What a woman wears is not relevant to, and does not qualify, the fact that she has the right to be free from either abuse or objectification.
Both the cleric and the magistrate are guilty of absolving men of the responsibility to respect a woman’s right to say no to sex or to being treated as a sex object, on the basis of her clothing alone. It seems that in both cases, what she wears is more important than what she says.
Yet the public and media’s focus on, and condemnation of, the views of a fringe Islamic cleric at a community gathering stands in stark contrast to the muted response to the equally damaging promulgations of a court of law.

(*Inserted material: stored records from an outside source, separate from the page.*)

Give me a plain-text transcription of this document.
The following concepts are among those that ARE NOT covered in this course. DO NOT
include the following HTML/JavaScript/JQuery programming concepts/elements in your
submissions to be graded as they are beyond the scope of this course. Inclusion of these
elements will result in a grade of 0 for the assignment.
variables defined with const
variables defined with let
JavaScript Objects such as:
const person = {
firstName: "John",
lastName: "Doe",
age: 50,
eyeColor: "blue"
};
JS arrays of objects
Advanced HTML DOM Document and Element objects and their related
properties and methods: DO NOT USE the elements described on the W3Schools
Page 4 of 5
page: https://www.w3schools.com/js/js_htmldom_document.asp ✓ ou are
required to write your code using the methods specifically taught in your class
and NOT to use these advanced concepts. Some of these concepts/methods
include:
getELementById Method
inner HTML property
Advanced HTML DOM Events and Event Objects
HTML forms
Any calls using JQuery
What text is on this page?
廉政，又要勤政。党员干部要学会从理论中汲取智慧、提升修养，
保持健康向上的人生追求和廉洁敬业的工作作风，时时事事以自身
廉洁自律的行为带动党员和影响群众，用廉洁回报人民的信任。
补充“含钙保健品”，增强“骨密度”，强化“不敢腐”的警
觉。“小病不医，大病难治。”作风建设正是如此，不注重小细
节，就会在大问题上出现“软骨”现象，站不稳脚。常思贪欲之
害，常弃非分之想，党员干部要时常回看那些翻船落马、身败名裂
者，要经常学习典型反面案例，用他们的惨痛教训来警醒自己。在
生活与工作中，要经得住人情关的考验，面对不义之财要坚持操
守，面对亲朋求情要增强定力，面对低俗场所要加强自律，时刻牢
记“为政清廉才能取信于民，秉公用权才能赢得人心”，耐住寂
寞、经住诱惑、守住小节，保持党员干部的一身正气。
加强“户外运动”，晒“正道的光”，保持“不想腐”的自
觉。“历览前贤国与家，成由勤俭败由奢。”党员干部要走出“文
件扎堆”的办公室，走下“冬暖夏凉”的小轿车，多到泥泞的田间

We seem far more willing to condemn the Muslim cleric than to examine the similarly harmful values embodied in the process of bringing justice to those who are victims of discrimination on the basis of sex. This is despite the important role of the magistrate as society’s arbiter of justice and despite his power to set precedents and affect the outcome of future cases to come.
It points to a dangerous and deep-seated prejudice in our psyche. Perhaps it is simply easier to believe that “the other” is more likely to be guilty of forsaking the autonomy of women than “one of us”.
The danger of concentrating on the foibles of those we perceive to be different is obvious. First, it is a hypocritical and self-righteous exercise. More importantly, it precludes examination of whether those who supposedly share our liberal views are in fact slowly eroding our rights and freedoms as women.
That lack of critical reflection, and not the words of a Muslim cleric, is the ultimate threat to the values that we as a society hold dear.